Search committee ready to go

The key is in the ignition and the engines are running.

Officials announced Thursday the members of the search committee that will select the ninth president of the University.

The group is comprised of six Trustees, five faculty members, two students, one alumni representative and one staff member; they will begin meeting in May.

The committee's chair, Robert Steel, Trinity '73 and vice-chair of Goldman Sachs & Co., was named in March when President Nan Keohane announced to the Board of Trustees that she would step down from her position in June 2004 after 11 years in the office.

Steel, vice chair of the Board, said he is satisfied with the committee's composition and hopes to begin its work soon.

"We were trying to get a balance of people, to make sure we chose people not just for their qualifications, but for what they contributed to the overall committee, to get a rich diversity of perspectives," said Steel, who is also chair of the board of directors for the Duke University Management Company, Duke's asset investment company.

He added that there were already precedents from the 1992 search that selected Keohane, as well as several specific rules in place for how the committee should be composed.

Sara Beale, Charles L. B. Lowndes professor of law, will serve as the committee's vice chair, and Allison Haltom, vice president and University secretary, will serve as the executive vice chair and as a non-voting ex-officio member of the committee.

Haltom said the committee will meet May 10, during graduation weekend, for the first time.

"We'll get to work in the next month or so," Steel said. "Our goal is to be finished by February.... We're kind of off to the races. We'll work over the summer and into the fall."

The committee's trustees include a mix of public servants, academic officials and corporate leaders: Dan Blue, Trinity '73, former N.C. House speaker; Paula Burger, Woman's College '67, vice provost for academic affairs and international programs at The Johns Hopkins University; Kimberly Jenkins, Trinity '76, and Graduate School '77 and '80, an advocate for innovative uses of technology in education and president of the Internet Policy Institute; Sally Robinson, Woman's College '55, a Charlotte community service volunteer; Richard Wagoner, Trinity '75, president and CEO of General Motors Corp.; and ex-officio member Peter Nicholas, Trinity '64, chair of Boston Scientific Corp., who will also take over as chair of the Board this summer.

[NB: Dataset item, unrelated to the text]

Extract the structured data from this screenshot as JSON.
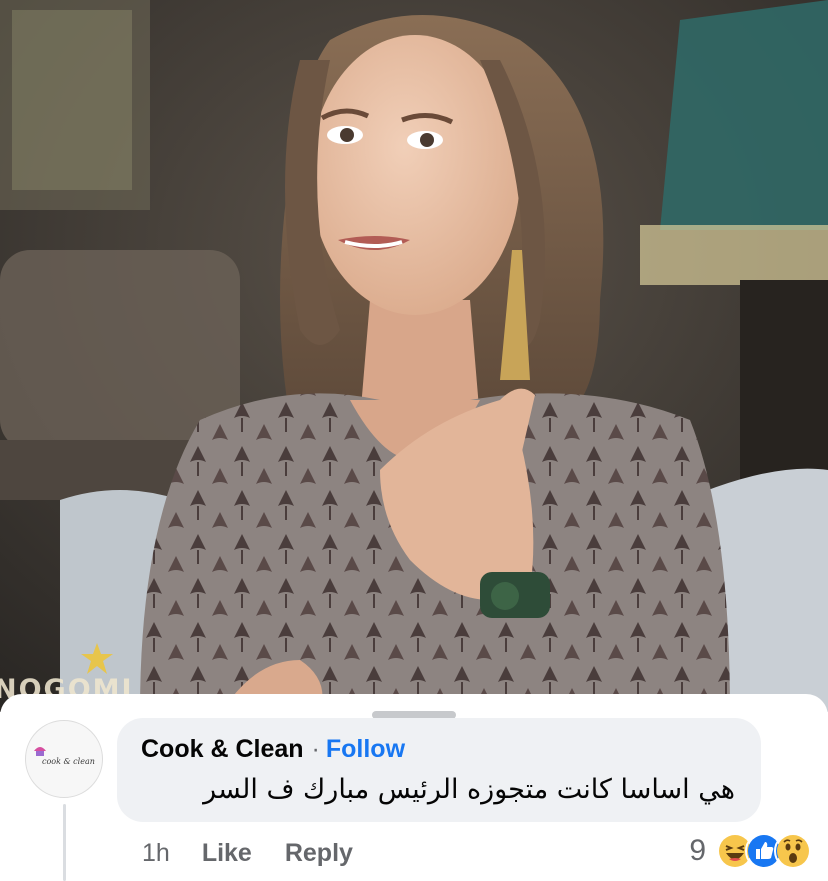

The faculty members come from a wide spectrum of academic fields and include Jeffrey Krolik, director of graduate studies and professor of electrical and computer engineering; Prasad Kasibhatla, associate professor in the Nicholas School of the Environment and Earth Sciences; John Simon, George B. Geller professor and chair of the chemistry department; Philip Stewart, Benjamin E. Powell professor of romance studies; and ex-officio member Nancy Allen, chair of the Academic Council and professor pf rheumatology and immunology.

Stewart served as vice chair of the 1992 presidential selection committee, upon which Beale and Haltom also sat.

Devon MacWilliam, a junior and president of the Panhellenic Council, will serve as the committee's undergraduate representative. Louis D'Amico, a graduate student in biology, will represent graduate and professional students.

Ruth Ross, Woman's College '68, former president of the Duke Alumni Association, and Jacqueline Looney, associate dean for student affairs at the Graduate School and associate vice provost for academic diversity, round out the committee's members.

Last month, the University sent out notices to faculty and other members of the Duke community soliciting opinion on what qualities the next University president should have. Steel said he has not yet had time to sort through all of the input that has thus far been sent in.

"My best information comes from The Chronicle," Steel said. "We haven't had a single meeting with the committee. We haven't correlated a review of any of the responses."